Wasteful consumption is a sign that you've arrived. It's all about status, so if we have terrible traffic jambs, at least it's people who can afford cars (stuck in traffic), not poor bastards out in the country side on their bikes. Eventually they'll get on board once hipsters rule the world, but for now they will ape the first world as Americans aped European Beaux Arts in the 19th century, and its modernism in the 20th century. Fortunatly, for the former, but unfortunatly with the latter, we had the budget to build a lot of it, while the Europeans where smart enough not to listen to their own "futurists" and filled their suburbs with these perfectly sunlit towers surrounded by highways in ample open space. Ha!
"China had the rare opportunity to embrace cutting-edge city-building approaches as it expanded its skyline. It could have avoided the mistakes that made Los Angeles into the land of gridlock, or bypassed the errors that turned the banlieues of Paris into what one American planner calls “festering urban sores”. But China looked back instead of forward..."
Ironically, when the New Urbanists "looked back" for solutions to this very real problem, they where derided by the "cutting edge" crowd in the West for being reactonaries rather the progressives they actually were, both environmentally and socially. Why is this? Becasue schools in America are (for the most part) dedicated to promoting anything that isn't associated with history and tradition. Never mind if there's an actual solution perfectly adapted to our current times, it's been done before. Now the Harvard Boys club wants to re-dress their modernism point 7.0 into Landscape Urbanism where all the storm water will be cleaned by parks (great idea) except that humans will still be condemmed to live in these dystopian modernist landscapes. Che cagata!

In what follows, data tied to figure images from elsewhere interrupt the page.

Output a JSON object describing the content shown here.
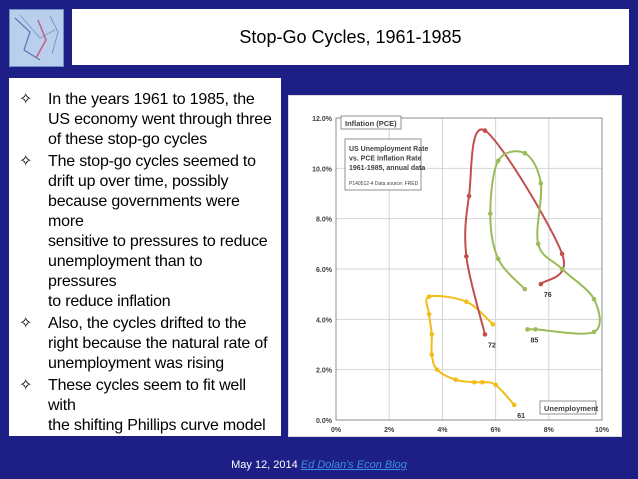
{
  "header": {
    "title": "Stop-Go Cycles, 1961-1985"
  },
  "bullets": [
    {
      "lines": [
        "In the years 1961 to 1985, the",
        "US economy went through three",
        "of these stop-go cycles"
      ]
    },
    {
      "lines": [
        "The stop-go cycles seemed to",
        "drift up over time, possibly",
        "because governments were more",
        "sensitive to pressures to reduce",
        "unemployment than to pressures",
        "to reduce inflation"
      ]
    },
    {
      "lines": [
        "Also, the cycles drifted to the",
        "right because the natural rate of",
        "unemployment was rising"
      ]
    },
    {
      "lines": [
        "These cycles seem to fit well with",
        "the shifting Phillips curve model"
      ]
    }
  ],
  "bullet_icon": "four-point-star-icon",
  "footer": {
    "date": "May 12, 2014",
    "link_text": "Ed Dolan's Econ Blog"
  },
  "chart_data": {
    "type": "scatter",
    "title_lines": [
      "US Unemployment Rate",
      "vs. PCE Inflation Rate",
      "1961-1985,  annual data"
    ],
    "source": "P140512-4 Data source: FRED",
    "ylabel": "Inflation (PCE)",
    "xlabel": "Unemployment",
    "x_ticks": [
      "0%",
      "2%",
      "4%",
      "6%",
      "8%",
      "10%"
    ],
    "y_ticks": [
      "0.0%",
      "2.0%",
      "4.0%",
      "6.0%",
      "8.0%",
      "10.0%",
      "12.0%"
    ],
    "xlim": [
      0,
      10
    ],
    "ylim": [
      0,
      12
    ],
    "grid": true,
    "series": [
      {
        "color": "#f2bd1b",
        "points": [
          [
            6.7,
            0.6
          ],
          [
            6.0,
            1.4
          ],
          [
            5.5,
            1.5
          ],
          [
            5.2,
            1.5
          ],
          [
            4.5,
            1.6
          ],
          [
            3.8,
            2.0
          ],
          [
            3.6,
            2.6
          ],
          [
            3.6,
            3.4
          ],
          [
            3.5,
            4.2
          ],
          [
            3.5,
            4.9
          ],
          [
            4.9,
            4.7
          ],
          [
            5.9,
            3.8
          ]
        ]
      },
      {
        "color": "#c0504d",
        "points": [
          [
            5.6,
            3.4
          ],
          [
            4.9,
            6.5
          ],
          [
            5.0,
            8.9
          ],
          [
            5.6,
            11.5
          ],
          [
            8.5,
            6.6
          ],
          [
            7.7,
            5.4
          ]
        ]
      },
      {
        "color": "#9bbb59",
        "points": [
          [
            7.1,
            5.2
          ],
          [
            6.1,
            6.4
          ],
          [
            5.8,
            8.2
          ],
          [
            6.1,
            10.3
          ],
          [
            7.1,
            10.6
          ],
          [
            7.7,
            9.4
          ],
          [
            7.6,
            7.0
          ],
          [
            8.5,
            6.0
          ],
          [
            9.7,
            4.8
          ],
          [
            9.7,
            3.5
          ],
          [
            7.5,
            3.6
          ],
          [
            7.2,
            3.6
          ]
        ]
      }
    ],
    "annotations": [
      {
        "text": "61",
        "x": 6.7,
        "y": 0.6
      },
      {
        "text": "72",
        "x": 5.6,
        "y": 3.4
      },
      {
        "text": "76",
        "x": 7.7,
        "y": 5.4
      },
      {
        "text": "85",
        "x": 7.2,
        "y": 3.6
      }
    ]
  }
}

I love these philosophical constructs, but it is still a lot of US architectural and infrastructure consultants that make a lot of decisions. The chinese governmental authorities lap it up because they are so much in awe of the overseas designer. And the cycle of shit starts.
^ Beyond that there is the export of capitalist culture in all its forms including the imaginary visions of television and advertising, and China's penchant for coping industrial tech and culture ('modernization').

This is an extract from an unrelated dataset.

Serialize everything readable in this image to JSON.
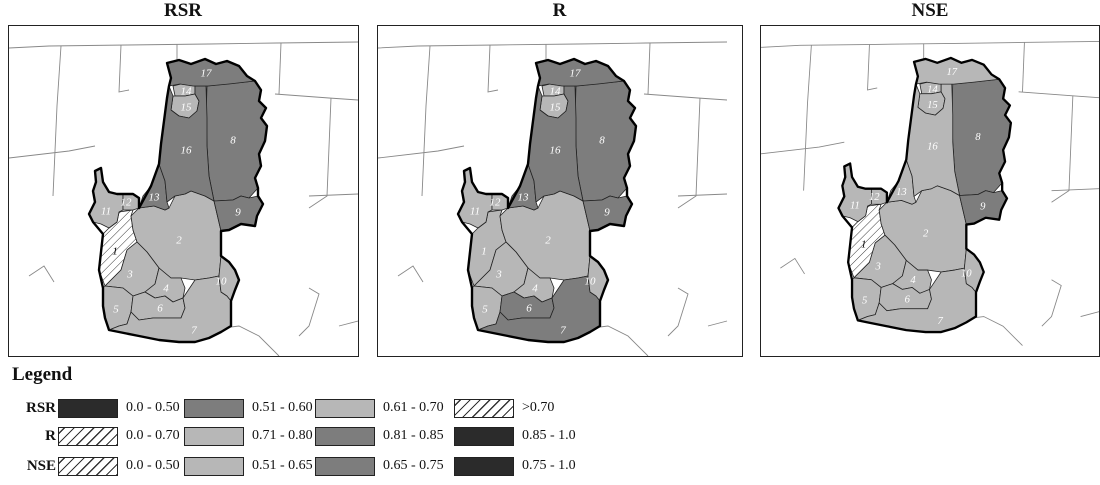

A few years ago I was approached by a Chinese importer who had outfitted factories with equipment. I this case a huge facility had been set up with state of the art equipment from Italy and other places to produced insulated metal panels - your standard prefab construction panel - by the square mile, but they didn't have a product line or even an understanding of how the panel system works and needed someone to design a system and product lines, set up promotion, marketing, etc. They were ready to fly me to China all expenses paid, but I had zero interest.
It is interesting to see a couple hundred years of industrial revolution compressed into a few decades. And sad. The question now is can they transform again into a more sustainable society. Which I doubt, as greed rules there as much as it does here. Interesting to note that the importer was fairly fluent in English and wealthy enough to live in NY while sending his kid to an elite private school.
Well I'm not really sure how true this is, but I've heard that Chinese culture in general suffers from a sort of creativity problem that is a product of strict "in the box" schooling and upbringings. Hope this doesn't sound stereotypical...but this phenomenon had been linked to the many Chinese copy cat products, the copy cat towns, and probably this copy cat infrastructure. It seems that Tammuz's point is probably even more true in certain cultures that lack/discourage "out of the box" thinking.